2.) That the characters I create, draw and write about are unto themselves wholly real. If I’m doing my job right and giving them enough to begin to grow themselves, these little imaginary Golems will come to life and begin writing their own dialogue and directing their own narrative arcs leaving me barely holding the reins of a pack of wild horses running scattershot all over the story. When a world you’ve invented starts growing itself and feeding itself like this there is no greater achievement for a narratavist than that I think.

3.) That the act of drawing is one of the most painful and difficult things I do. It’s never easy and it’s rarely pleasant unless step number two above comes into play. They are always a far cry from the images in my head and as a result always a disappointment to me in the end. I think my entire motivation as an artist is to one day achieve work that does meet this standard, but I suspect the moment that finally happens I’ll stop drawing altogether. The struggle is where the heart is, and the brief moments of accomplishment the sole purpose for trying again the next day and the day after. It truly is a drug I can’t imagine not being addicted to, but forever cursing it at the same time.


Greg Ruth has written and drawn stories for Dark Horse Comics, DC/Vertigo, Fantagraphics, The New York Times and Scholastic including Sudden Gravity, Freaks of the Heartland (with Steve Niles), Conan: Born on the Battlefield (with Kurt Busiek), The Matrix Comics, Goosebumps among others.
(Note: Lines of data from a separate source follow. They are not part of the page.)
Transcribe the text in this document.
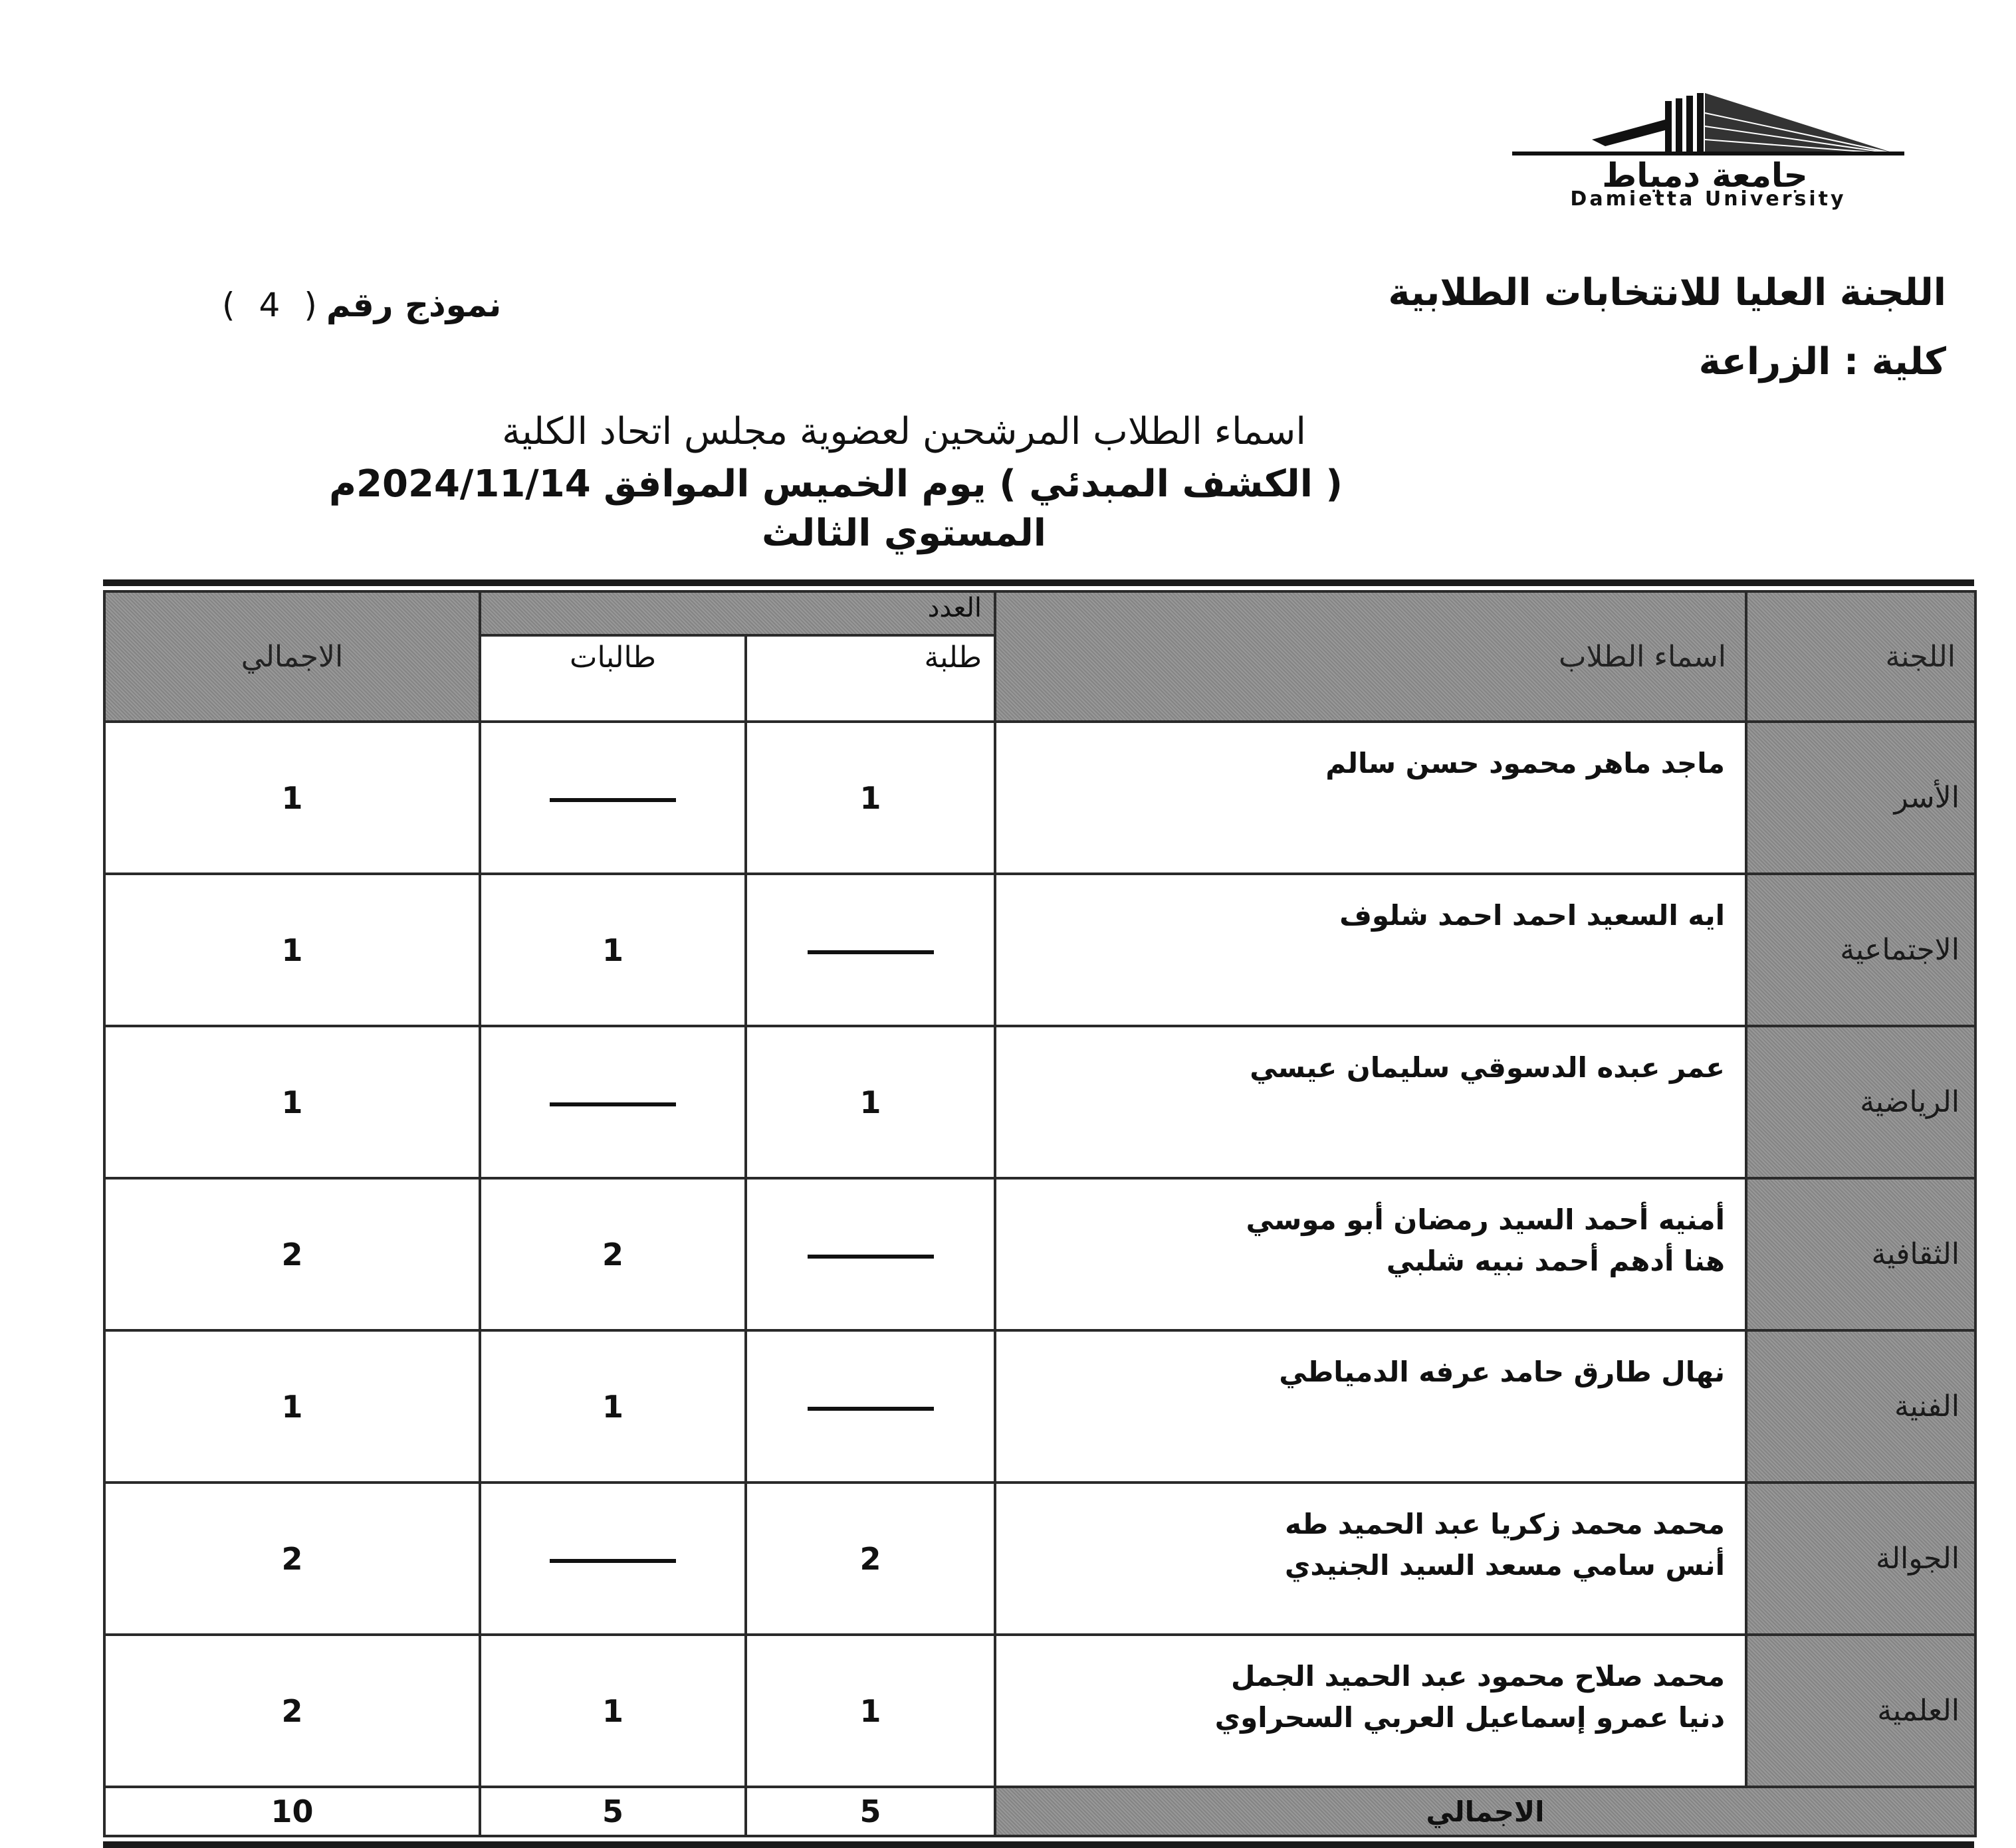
جامعة دمياط
Damietta University
اللجنة العليا للانتخابات الطلابية
كلية : الزراعة
نموذج رقم(4)
اسماء الطلاب المرشحين لعضوية مجلس اتحاد الكلية
( الكشف المبدئي ) يوم الخميس الموافق 2024/11/14م
المستوي الثالث
اللجنة	اسماء الطلاب	العدد		الاجمالي
		طلبة	طالبات	
الأسر	ماجد ماهر محمود حسن سالم	1		1
الاجتماعية	ايه السعيد احمد احمد شلوف		1	1
الرياضية	عمر عبده الدسوقي سليمان عيسي	1		1
الثقافية	أمنيه أحمد السيد رمضان أبو موسي
هنا أدهم أحمد نبيه شلبي		2	2
الفنية	نهال طارق حامد عرفه الدمياطي		1	1
الجوالة	محمد محمد زكريا عبد الحميد طه
أنس سامي مسعد السيد الجنيدي	2		2
العلمية	محمد صلاح محمود عبد الحميد الجمل
دنيا عمرو إسماعيل العربي السحراوي	1	1	2
الاجمالي		5	5	10
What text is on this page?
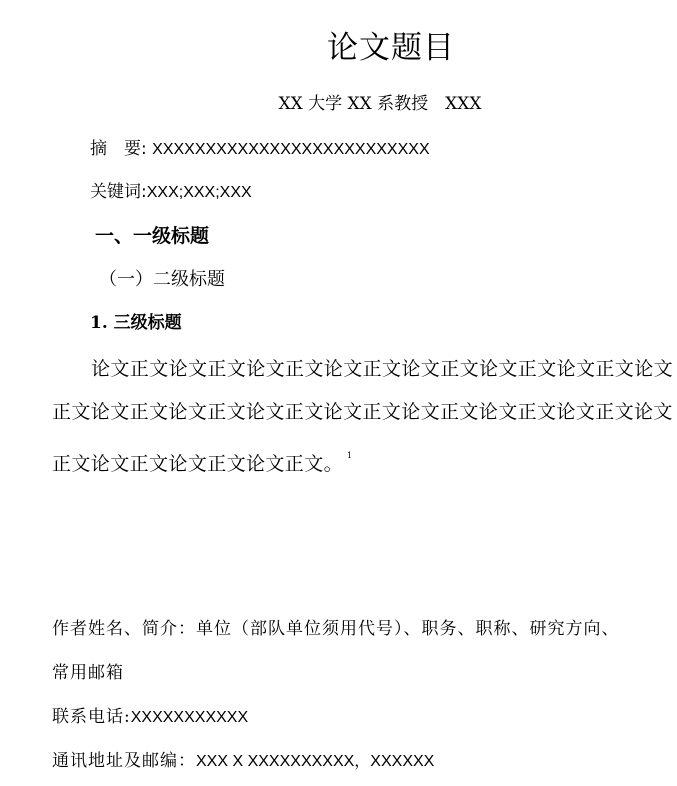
论文题目
XX 大学 XX 系教授　XXX
摘　要: XXXXXXXXXXXXXXXXXXXXXXXXXX
关键词:XXX;XXX;XXX
一、一级标题
（一）二级标题
1. 三级标题
论文正文论文正文论文正文论文正文论文正文论文正文论文正文论文正文论文正文论文正文论文正文论文正文论文正文论文正文论文正文论文正文论文正文论文正文论文正文。 $^1$
作者姓名、简介：单位（部队单位须用代号）、职务、职称、研究方向、
常用邮箱
联系电话:XXXXXXXXXXX
通讯地址及邮编：XXX X XXXXXXXXXX，XXXXXX
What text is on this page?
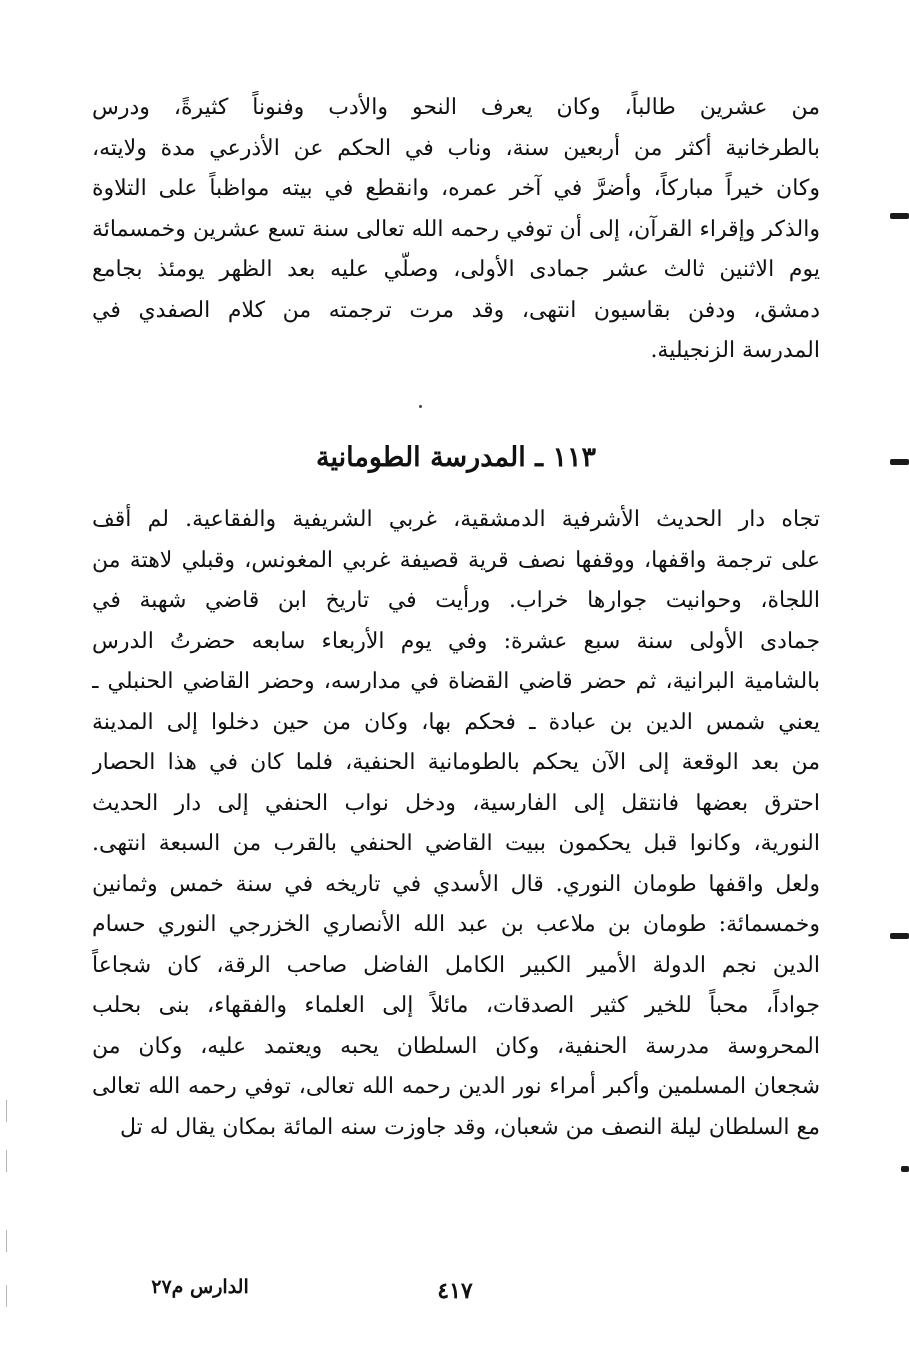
من عشرين طالباً، وكان يعرف النحو والأدب وفنوناً كثيرةً، ودرس
بالطرخانية أكثر من أربعين سنة، وناب في الحكم عن الأذرعي مدة ولايته،
وكان خيراً مباركاً، وأضرَّ في آخر عمره، وانقطع في بيته مواظباً على التلاوة
والذكر وإقراء القرآن، إلى أن توفي رحمه الله تعالى سنة تسع عشرين وخمسمائة
يوم الاثنين ثالث عشر جمادى الأولى، وصلّي عليه بعد الظهر يومئذ بجامع
دمشق، ودفن بقاسيون انتهى، وقد مرت ترجمته من كلام الصفدي في
المدرسة الزنجيلية.
١١٣ ـ المدرسة الطومانية
تجاه دار الحديث الأشرفية الدمشقية، غربي الشريفية والفقاعية. لم أقف
على ترجمة واقفها، ووقفها نصف قرية قصيفة غربي المغونس، وقبلي لاهتة من
اللجاة، وحوانيت جوارها خراب. ورأيت في تاريخ ابن قاضي شهبة في
جمادى الأولى سنة سبع عشرة: وفي يوم الأربعاء سابعه حضرتُ الدرس
بالشامية البرانية، ثم حضر قاضي القضاة في مدارسه، وحضر القاضي الحنبلي ـ
يعني شمس الدين بن عبادة ـ فحكم بها، وكان من حين دخلوا إلى المدينة
من بعد الوقعة إلى الآن يحكم بالطومانية الحنفية، فلما كان في هذا الحصار
احترق بعضها فانتقل إلى الفارسية، ودخل نواب الحنفي إلى دار الحديث
النورية، وكانوا قبل يحكمون ببيت القاضي الحنفي بالقرب من السبعة انتهى.
ولعل واقفها طومان النوري. قال الأسدي في تاريخه في سنة خمس وثمانين
وخمسمائة: طومان بن ملاعب بن عبد الله الأنصاري الخزرجي النوري حسام
الدين نجم الدولة الأمير الكبير الكامل الفاضل صاحب الرقة، كان شجاعاً
جواداً، محباً للخير كثير الصدقات، مائلاً إلى العلماء والفقهاء، بنى بحلب
المحروسة مدرسة الحنفية، وكان السلطان يحبه ويعتمد عليه، وكان من
شجعان المسلمين وأكبر أمراء نور الدين رحمه الله تعالى، توفي رحمه الله تعالى
مع السلطان ليلة النصف من شعبان، وقد جاوزت سنه المائة بمكان يقال له تل
٤١٧
الدارس م٢٧
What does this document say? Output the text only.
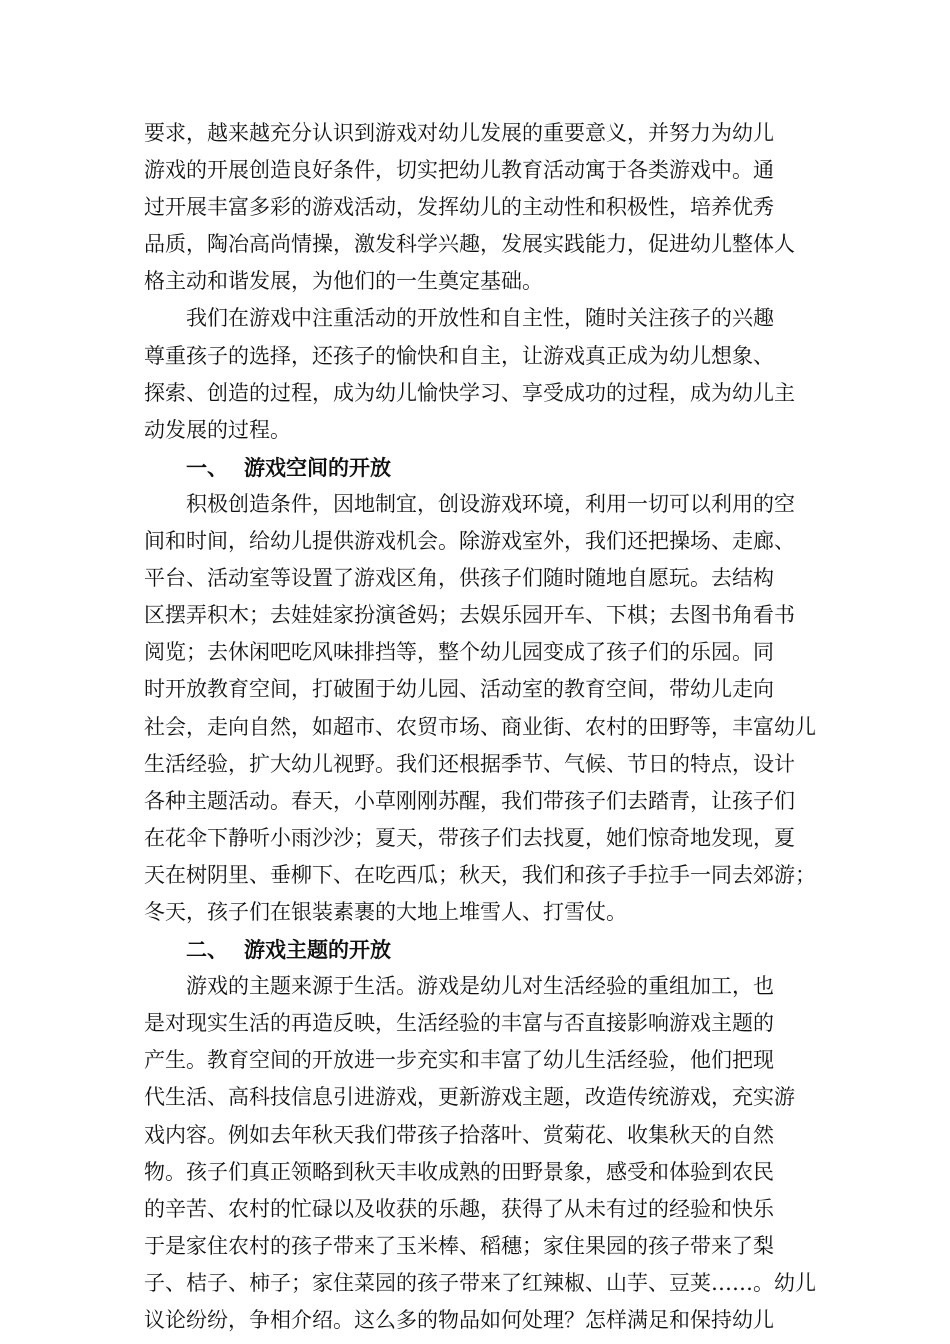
要求，越来越充分认识到游戏对幼儿发展的重要意义，并努力为幼儿
游戏的开展创造良好条件，切实把幼儿教育活动寓于各类游戏中。通
过开展丰富多彩的游戏活动，发挥幼儿的主动性和积极性，培养优秀
品质，陶冶高尚情操，激发科学兴趣，发展实践能力，促进幼儿整体人
格主动和谐发展，为他们的一生奠定基础。
我们在游戏中注重活动的开放性和自主性，随时关注孩子的兴趣
尊重孩子的选择，还孩子的愉快和自主，让游戏真正成为幼儿想象、
探索、创造的过程，成为幼儿愉快学习、享受成功的过程，成为幼儿主
动发展的过程。
一、 游戏空间的开放
积极创造条件，因地制宜，创设游戏环境，利用一切可以利用的空
间和时间，给幼儿提供游戏机会。除游戏室外，我们还把操场、走廊、
平台、活动室等设置了游戏区角，供孩子们随时随地自愿玩。去结构
区摆弄积木；去娃娃家扮演爸妈；去娱乐园开车、下棋；去图书角看书
阅览；去休闲吧吃风味排挡等，整个幼儿园变成了孩子们的乐园。同
时开放教育空间，打破囿于幼儿园、活动室的教育空间，带幼儿走向
社会，走向自然，如超市、农贸市场、商业街、农村的田野等，丰富幼儿
生活经验，扩大幼儿视野。我们还根据季节、气候、节日的特点，设计
各种主题活动。春天，小草刚刚苏醒，我们带孩子们去踏青，让孩子们
在花伞下静听小雨沙沙；夏天，带孩子们去找夏，她们惊奇地发现，夏
天在树阴里、垂柳下、在吃西瓜；秋天，我们和孩子手拉手一同去郊游；
冬天，孩子们在银装素裹的大地上堆雪人、打雪仗。
二、 游戏主题的开放
游戏的主题来源于生活。游戏是幼儿对生活经验的重组加工，也
是对现实生活的再造反映，生活经验的丰富与否直接影响游戏主题的
产生。教育空间的开放进一步充实和丰富了幼儿生活经验，他们把现
代生活、高科技信息引进游戏，更新游戏主题，改造传统游戏，充实游
戏内容。例如去年秋天我们带孩子拾落叶、赏菊花、收集秋天的自然
物。孩子们真正领略到秋天丰收成熟的田野景象，感受和体验到农民
的辛苦、农村的忙碌以及收获的乐趣，获得了从未有过的经验和快乐
于是家住农村的孩子带来了玉米棒、稻穗；家住果园的孩子带来了梨
子、桔子、柿子；家住菜园的孩子带来了红辣椒、山芋、豆荚……。幼儿
议论纷纷，争相介绍。这么多的物品如何处理？怎样满足和保持幼儿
He has also created work for The Criterion Collection, Macmillan, Random House, CNN, Viking, Harper Collins, Simon and Schuster, and Hyperion including his first children’s book, Our Enduring Spirit (with Barack Obama), A Pirate’s Guide to First Grade, A Pirate’s Guide to Recess (with James Preller), City of Orphans (with Avi), and Red Kite, Blue Kite (with Ji Li Jiang) as well as music videos for Rob Thomas and Prince. He is currently working on his ongoing 52 Weeks Project drawing series, and the graphic novel, Indeh (with Ethan Hawke). He lives and works in Western Massachusetts.